Sunday, September 18, 2011

The Outsiders By S.E. Hinton

Reading Hammock’s Rating:
The Outsiders
S.E. Hinton
Author Website:
Publication Date:
Puffin Books
Hardcover | Paperback | Audio

Author Synopsis:

        According to Ponyboy, there are two kinds of people in the world: greasers and socs. A soc (short for "social") has money, can get away with just about anything, and has an attitude longer than a limousine. A greaser, on the other hand, always lives on the outside and needs to watch his back. Ponyboy is a greaser, and he's always been proud of it, even willing to rumble against a gang of socs for the sake of his fellow greasers--until one terrible night when his friend Johnny kills a soc. The murder gets under Ponyboy's skin, causing his world to crumble and teaching him that pain feels the same whether a soc or a greaser.

My review:

The story is told from the perspective of Ponyboy and I was able to connect with him at the beginning of the plot.  He is a member of a “Greaser” gang, which consists of the poorer people in society.  I easily became attached to Ponyboy because of Hinton’s focus on his emotions.  One could recognize that Ponyboy has a deep love for his gang of “Greasers.”  The gang’s support and love for each other helps Ponyboy and his brothers, Darrel and Sodapop, overcome the death of their parents.  nHinEven though I immediately became attached to Ponyboy, one could also feel the emotions of the other characters, even those who were less important to the story.  This is vital to capturing the reader’s attention since many novels leave out the emotions of secondary characters, especially if the story is told from the perspective of just one character.  I have also noticed that some authors tell the story from the perspective of two characters in order to convey their thoughts.  What I found most remarkable in Hinton’s writing is her ability to write this novel from the perspective of just one character, while also providing insight into how other characters are feeling. 

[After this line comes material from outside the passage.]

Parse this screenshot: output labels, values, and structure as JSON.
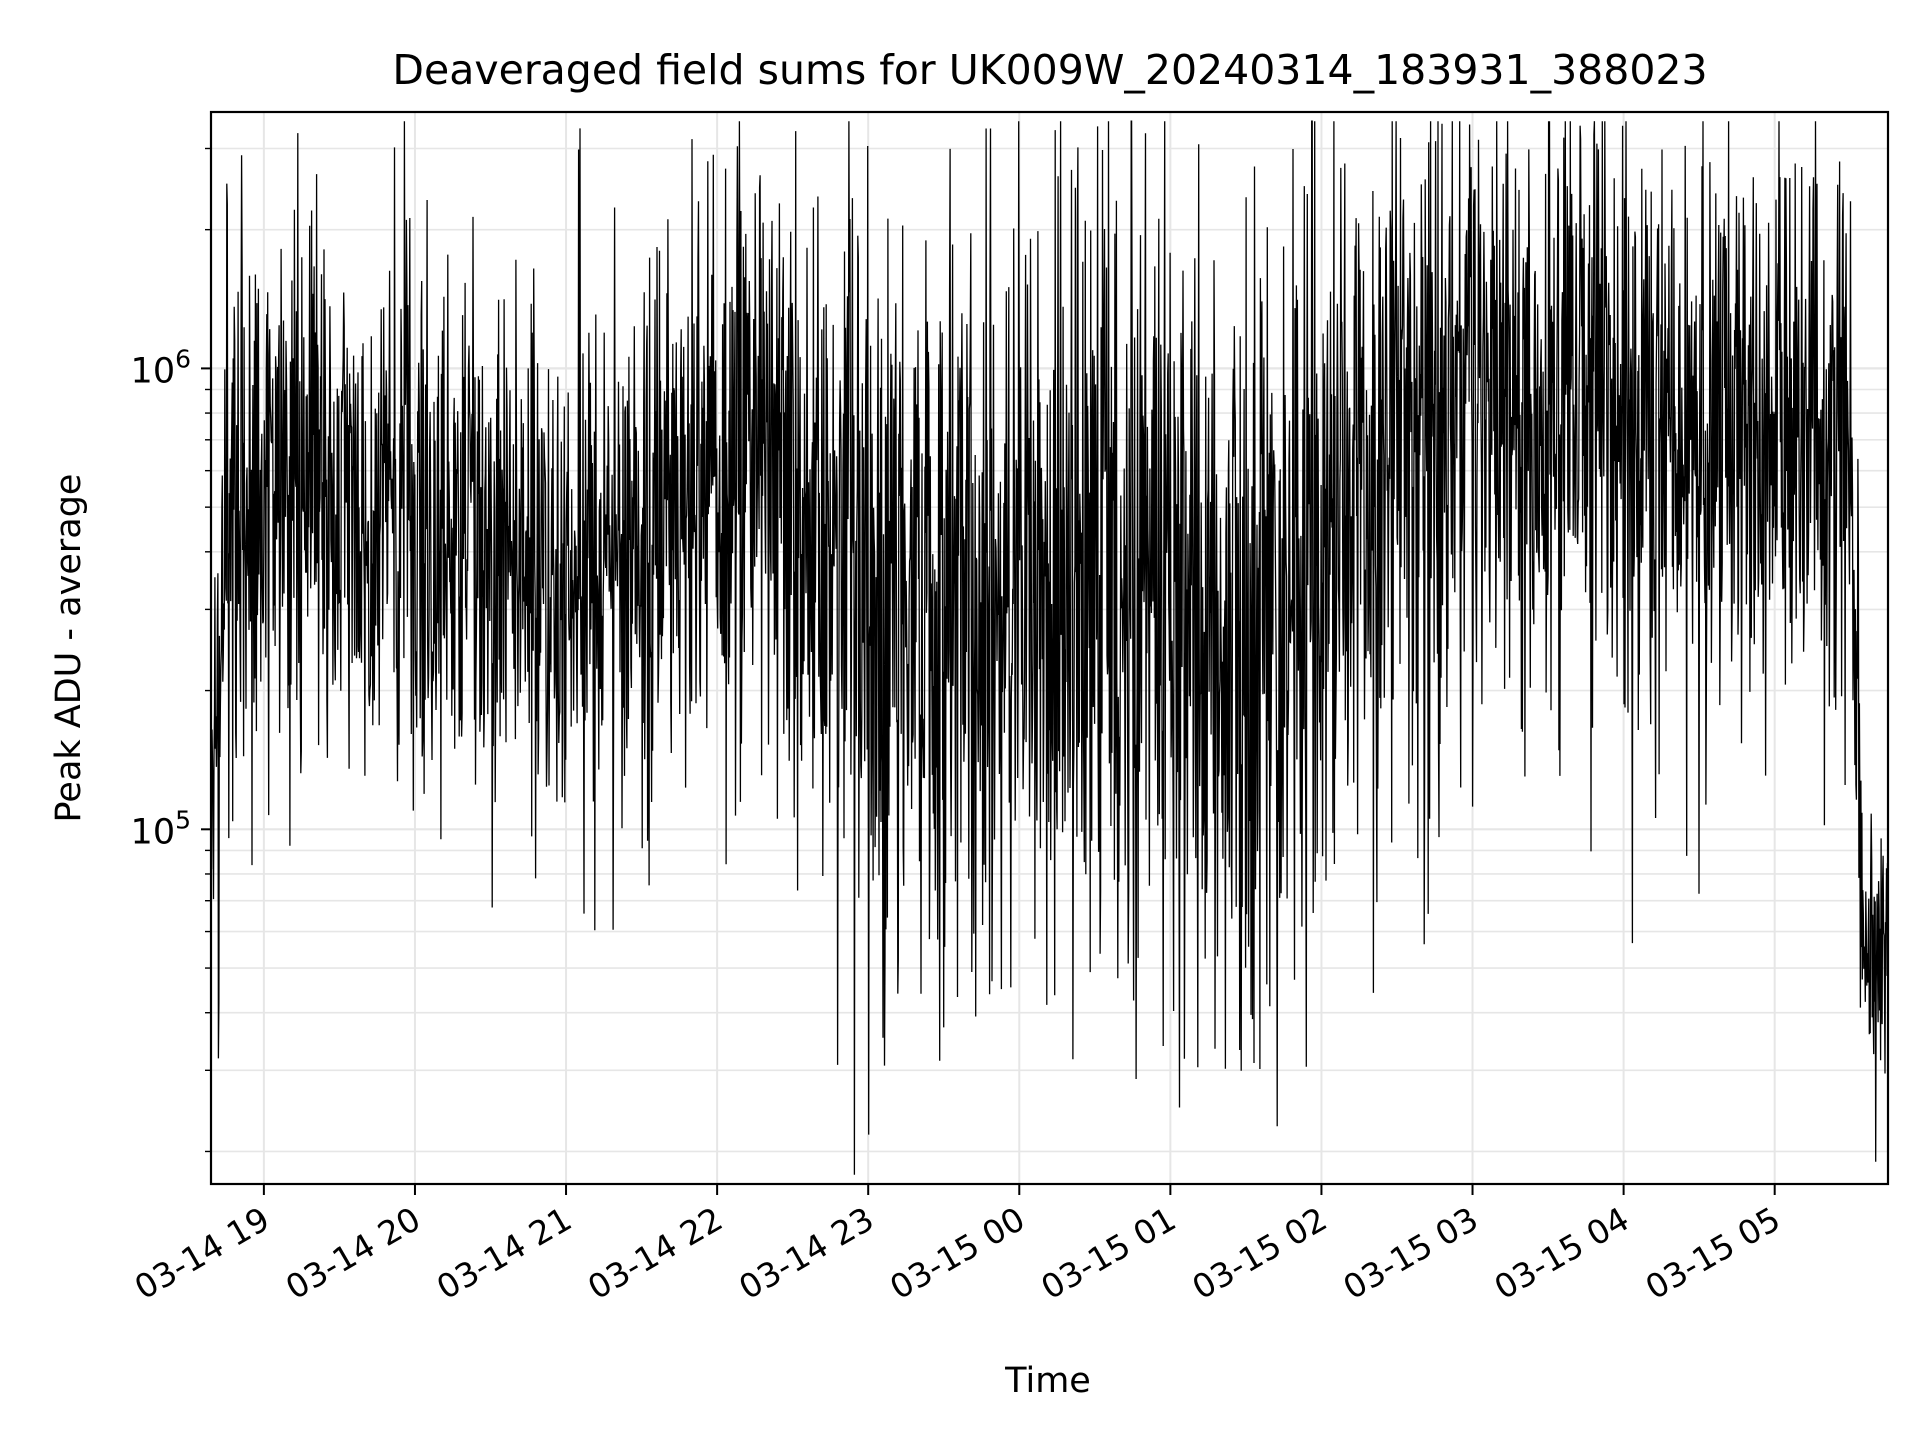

Hinton uses rich descriptions for introducing new characters which helped me feel closer to understanding Ponyboy’s world. Hinton vividly describes characters’ eyes as a technique to describe their personality.  For example she describes Dally’s cold personality by telling the reader about his icy blue eyes.  Through Hinton’s fresh writing style, colorful descriptions and attention to miniscule details, I became engrossed in the characters’ struggles.

This was daring story about a young boy in the midst of life threatening fights, struggles to find his place in life.  I would recommend this novel to anyone who is looking for a change of pace from their usual genre.  Even though I am a science fiction fan this was an exciting read and I would even consider reading it again.